TOANO, VA (WBTV) - Federal prosecutors in Virginia have filed felony and misdemeanor charges against flooring giant Lumber Liquidators late Wednesday afternoon.

The company, which is headquartered in Toano, Va—in between Richmond and Newport News—has been under investigation by federal agents with Homeland Security Investigations for more than two years.

A bill of criminal information filed by federal prosecutors charged the company with one count of entry of goods by means of false statements and four counts of violations of the Lacey Act related to the transportation and importation of illegally harvested lumber.

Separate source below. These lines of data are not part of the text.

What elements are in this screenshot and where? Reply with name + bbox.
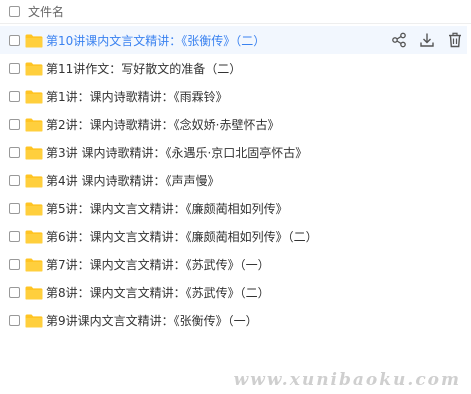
- file-row[interactable]: 第7讲：课内文言文精讲：《苏武传》（一）: [0, 250, 467, 278]
- row-checkbox[interactable]: [9, 258, 20, 270]
- watermark: www.xunibaoku.com: [233, 370, 461, 390]
- download-icon[interactable]: [419, 32, 435, 48]
- file-name-link[interactable]: 第5讲：课内文言文精讲：《廉颇蔺相如列传》: [46, 200, 288, 217]
- row-checkbox[interactable]: [9, 230, 20, 242]
- folder-icon: [25, 173, 43, 188]
- folder-icon: [25, 33, 43, 48]
- folder-icon: [25, 285, 43, 300]
- file-name-link[interactable]: 第2讲：课内诗歌精讲：《念奴娇·赤壁怀古》: [46, 116, 279, 133]
- row-checkbox[interactable]: [9, 286, 20, 298]
- file-name-link[interactable]: 第1讲：课内诗歌精讲：《雨霖铃》: [46, 88, 228, 105]
- file-row[interactable]: 第6讲：课内文言文精讲：《廉颇蔺相如列传》（二）: [0, 222, 467, 250]
- folder-icon: [25, 201, 43, 216]
- file-row[interactable]: 第3讲 课内诗歌精讲：《永遇乐·京口北固亭怀古》: [0, 138, 467, 166]
- filename-column-header[interactable]: 文件名: [28, 3, 64, 20]
- folder-icon: [25, 229, 43, 244]
- file-row[interactable]: 第4讲 课内诗歌精讲：《声声慢》: [0, 166, 467, 194]
- file-row[interactable]: 第9讲课内文言文精讲：《张衡传》（一）: [0, 306, 467, 334]
- select-all-checkbox[interactable]: [9, 6, 20, 17]
- file-name-link[interactable]: 第3讲 课内诗歌精讲：《永遇乐·京口北固亭怀古》: [46, 144, 307, 161]
- folder-icon: [25, 313, 43, 328]
- file-name-link[interactable]: 第10讲课内文言文精讲：《张衡传》（二）: [46, 32, 265, 49]
- file-name-link[interactable]: 第9讲课内文言文精讲：《张衡传》（一）: [46, 312, 258, 329]
- file-row[interactable]: 第2讲：课内诗歌精讲：《念奴娇·赤壁怀古》: [0, 110, 467, 138]
- row-checkbox[interactable]: [9, 174, 20, 186]
- file-row[interactable]: 第1讲：课内诗歌精讲：《雨霖铃》: [0, 82, 467, 110]
- folder-icon: [25, 257, 43, 272]
- file-name-link[interactable]: 第7讲：课内文言文精讲：《苏武传》（一）: [46, 256, 270, 273]
- file-row[interactable]: 第11讲作文：写好散文的准备（二）: [0, 54, 467, 82]
- file-name-link[interactable]: 第6讲：课内文言文精讲：《廉颇蔺相如列传》（二）: [46, 228, 318, 245]
- row-checkbox[interactable]: [9, 34, 20, 46]
- row-checkbox[interactable]: [9, 314, 20, 326]
- row-checkbox[interactable]: [9, 118, 20, 130]
- file-name-link[interactable]: 第8讲：课内文言文精讲：《苏武传》（二）: [46, 284, 270, 301]
- file-row[interactable]: 第5讲：课内文言文精讲：《廉颇蔺相如列传》: [0, 194, 467, 222]
- row-checkbox[interactable]: [9, 202, 20, 214]
- file-list-header: 文件名: [0, 0, 471, 24]
- file-name-link[interactable]: 第11讲作文：写好散文的准备（二）: [46, 60, 241, 77]
- row-actions: [379, 26, 463, 54]
- row-checkbox[interactable]: [9, 146, 20, 158]
- delete-icon[interactable]: [447, 32, 463, 48]
- row-checkbox[interactable]: [9, 90, 20, 102]
- folder-icon: [25, 61, 43, 76]
- file-list: 第10讲课内文言文精讲：《张衡传》（二） 第11讲作文：写好散文的准备（二） 第1讲…: [0, 26, 471, 334]
- row-checkbox[interactable]: [9, 62, 20, 74]
- folder-icon: [25, 117, 43, 132]
- folder-icon: [25, 89, 43, 104]
- file-row[interactable]: 第8讲：课内文言文精讲：《苏武传》（二）: [0, 278, 467, 306]
- share-icon[interactable]: [391, 32, 407, 48]
- file-row[interactable]: 第10讲课内文言文精讲：《张衡传》（二）: [0, 26, 467, 54]
- folder-icon: [25, 145, 43, 160]
- file-name-link[interactable]: 第4讲 课内诗歌精讲：《声声慢》: [46, 172, 219, 189]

According to the federal criminal complaint, Lumber Liquidators was knowingly purchasing flooring from Chinese suppliers made from timber illegally harvested from Far East Russia. The complaint says the forests from which the timber was being harvested are home to some of the remaining population of Siberian tigers.

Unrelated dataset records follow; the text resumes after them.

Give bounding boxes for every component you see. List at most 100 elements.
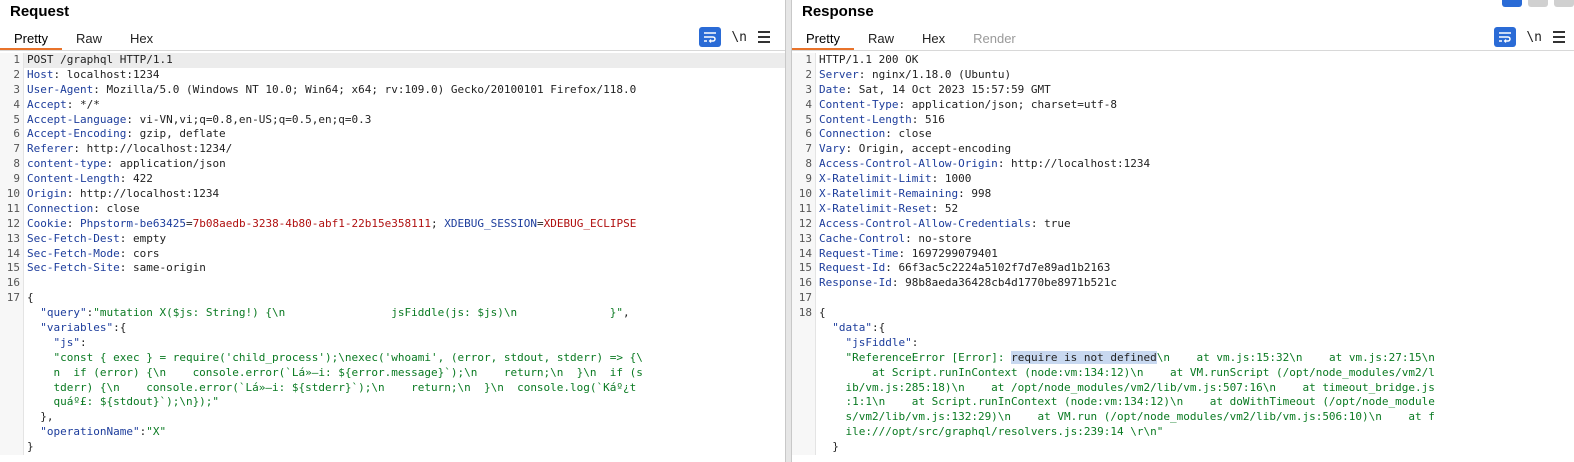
code-token: Sec-Fetch-Mode [27,246,120,260]
code-token: : same-origin [119,261,206,275]
code-token: Connection [819,127,886,141]
show-newlines-button[interactable]: \n [1526,27,1542,47]
request-tab-raw[interactable]: Raw [62,27,116,50]
line-number: 17 [0,291,23,307]
request-line: n if (error) {\n console.error(`Lá»—i: $… [0,365,785,381]
line-number [792,321,815,336]
line-number [0,395,23,411]
line-number: 8 [0,157,23,173]
code-text: X-Ratelimit-Limit: 1000 [815,172,1574,188]
line-number [0,380,23,396]
request-line: 3 User-Agent: Mozilla/5.0 (Windows NT 10.… [0,82,785,98]
layout-tabs-icon[interactable] [1554,0,1574,7]
code-text: Request-Id: 66f3ac5c2224a5102f7d7e89ad1b… [815,261,1574,277]
response-line: "jsFiddle": [792,335,1574,351]
code-token: : localhost:1234 [53,67,160,81]
line-number [0,335,23,351]
menu-icon[interactable] [1552,31,1566,43]
code-text: "const { exec } = require('child_process… [23,350,785,366]
code-text: Accept-Language: vi-VN,vi;q=0.8,en-US;q=… [23,112,785,128]
line-number [792,335,815,351]
code-text: Vary: Origin, accept-encoding [815,142,1574,158]
request-line: "operationName":"X" [0,425,785,441]
line-number: 2 [0,67,23,83]
request-line: "js": [0,335,785,351]
response-line: :1:1\n at Script.runInContext (node:vm:1… [792,395,1574,411]
code-text: POST /graphql HTTP/1.1 [23,53,785,68]
code-text: { [23,291,785,307]
line-number: 7 [792,142,815,158]
wrap-lines-icon[interactable] [1494,27,1517,47]
code-text: Content-Length: 422 [23,172,785,188]
code-token: : 422 [119,172,153,186]
code-text: Cookie: Phpstorm-be63425=7b08aedb-3238-4… [23,216,785,232]
layout-side-by-side-icon[interactable] [1502,0,1522,7]
response-editor[interactable]: 1 HTTP/1.1 200 OK 2 Server: nginx/1.18.0 (U… [792,53,1574,462]
request-toolbar: \n [689,27,771,47]
code-token: Vary [819,142,846,156]
code-text: Connection: close [815,127,1574,143]
code-token: : Origin, accept-encoding [845,142,1012,156]
code-token: : cors [119,246,160,260]
code-text: Sec-Fetch-Mode: cors [23,246,785,262]
code-token: "X" [146,425,167,439]
code-token: : close [93,201,140,215]
menu-icon[interactable] [757,31,771,43]
code-token: : 98b8aeda36428cb4d1770be8971b521c [891,276,1118,290]
code-token: POST /graphql HTTP/1.1 [27,53,173,66]
request-tab-hex[interactable]: Hex [116,27,167,50]
code-token: : vi-VN,vi;q=0.8,en-US;q=0.5,en;q=0.3 [126,112,372,126]
response-line: "data":{ [792,321,1574,336]
code-text: "ReferenceError [Error]: require is not … [815,350,1574,366]
code-text: Sec-Fetch-Site: same-origin [23,261,785,277]
show-newlines-button[interactable]: \n [731,27,747,47]
response-tab-render[interactable]: Render [959,27,1030,50]
response-line: s/vm2/lib/vm.js:132:29)\n at VM.run (/op… [792,410,1574,426]
layout-horizontal-icon[interactable] [1528,0,1548,7]
code-token: "js" [53,335,81,349]
response-line: ile:///opt/src/graphql/resolvers.js:239:… [792,425,1574,441]
line-number: 15 [792,261,815,277]
response-line: 15 Request-Id: 66f3ac5c2224a5102f7d7e89ad… [792,261,1574,277]
request-line: 7 Referer: http://localhost:1234/ [0,142,785,158]
wrap-lines-icon[interactable] [699,27,722,47]
code-text: Connection: close [23,201,785,217]
code-token: Content-Type [819,97,899,111]
selected-text: require is not defined [1011,350,1157,364]
code-token: : no-store [905,231,972,245]
response-tab-raw[interactable]: Raw [854,27,908,50]
request-line: 11 Connection: close [0,201,785,217]
request-tab-pretty[interactable]: Pretty [0,27,62,50]
response-tab-pretty[interactable]: Pretty [792,27,854,50]
response-tab-hex[interactable]: Hex [908,27,959,50]
response-pane: Response Pretty Raw Hex Render \n 1 HTTP/… [791,0,1574,462]
code-token: XDEBUG_SESSION [444,216,537,230]
code-text: X-Ratelimit-Remaining: 998 [815,187,1574,202]
code-text: "js": [23,335,785,351]
code-token: HTTP/1.1 200 OK [819,53,919,66]
response-line: at Script.runInContext (node:vm:134:12)\… [792,365,1574,381]
code-token: X-Ratelimit-Limit [819,172,932,186]
code-token: Accept-Language [27,112,127,126]
response-line: 8 Access-Control-Allow-Origin: http://loc… [792,157,1574,173]
code-token: : 1697299079401 [898,246,998,260]
code-token: X-Ratelimit-Reset [819,201,932,215]
code-token: : 66f3ac5c2224a5102f7d7e89ad1b2163 [885,261,1111,275]
code-text: X-Ratelimit-Reset: 52 [815,201,1574,217]
code-token: : http://localhost:1234 [997,157,1151,171]
request-line: 10 Origin: http://localhost:1234 [0,187,785,202]
code-token: "data" [832,321,872,335]
request-editor[interactable]: 1 POST /graphql HTTP/1.1 2 Host: localhost:… [0,53,785,462]
line-number: 14 [792,246,815,262]
line-number: 17 [792,291,815,307]
response-toolbar: \n [1484,27,1566,47]
request-line: 8 content-type: application/json [0,157,785,173]
request-title: Request [10,3,70,20]
code-token: = [185,216,193,230]
code-token: X-Ratelimit-Remaining [819,187,959,201]
code-text: s/vm2/lib/vm.js:132:29)\n at VM.run (/op… [815,410,1574,426]
response-line: 5 Content-Length: 516 [792,112,1574,128]
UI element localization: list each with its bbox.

Federal prosecutors allege that Lumber Liquidators falsified paperwork required to be submitted with wood being imported from other countries declaring that the wood was harvested in accordance with federal environmental protection laws, including the Lacey Act.

Allegations contained in today's criminal complaint were first made by the Environmental Investigation Agency after an undercover investigation made public in 2013.

WEB EXTRA: Click here to see the federal documents

After news of the settlement broke, the organization's executive director, Alexander von Bismarck, cheered the action as a major step forward for protecting the environment.

"This is the first time that a major U.S. corporation is found guilty of a criminal felony for smuggling wood, related to violations of the U.S. Lacey Act," von Bismarck said in an interview with WBTV News. "It's a long time coming, and urgently needed to protect the U.S. consumer from unknowingly financing organized crime and the destruction of the last virgin forests on earth."

Lumber Liquidators issued a press release late Wednesday afternoon saying it had reached a settlement with federal prosecutors related to the charges.

Under the terms of the agreement, the company will pay a combined total of $10 million in fines and a $3.2 million payment in lieu of civil forfeiture.

John M. Presley, Chairman of the Board of Directors, commented, "We are pleased to reach this agreement and resolve a legacy issue related to the Lacey Act.  We will continue to focus on strengthening Lumber Liquidators across every area of the organization and executing on our value proposition to improve operational efficiencies and deliver value to our stakeholders."

As part of its settlement with federal prosecutors, the company also agreed to implement an Environmental Compliance Plan to ensure compliance with environmental laws in the future.

During a rare interview in May 2014, the company's founder Tom Sullivan told reporters that the company was cooperating with the federal investigation and had nothing to hide.

A CBS News 60 Minutes investigation in March 2015 found the company's flooring contained increased levels of formaldehyde that violated California air quality standards.

Wednesday's settlement is unrelated to ongoing disputes over claims that Lumber Liquidators' flooring contains high levels of formaldehyde and violates some air quality standards. In its release, the company said it continues to cooperate with a number of regulatory agencies on that and other issues.

Customers across the country have filed class action lawsuits against the company claiming its flooring was defective or caused them to get sick.

In May, the company's CEO, Robert Lynch, abruptly resigned his position. Sullivan, Lumber Liquidators' founder, took over while a search for a permanent chief executive took place.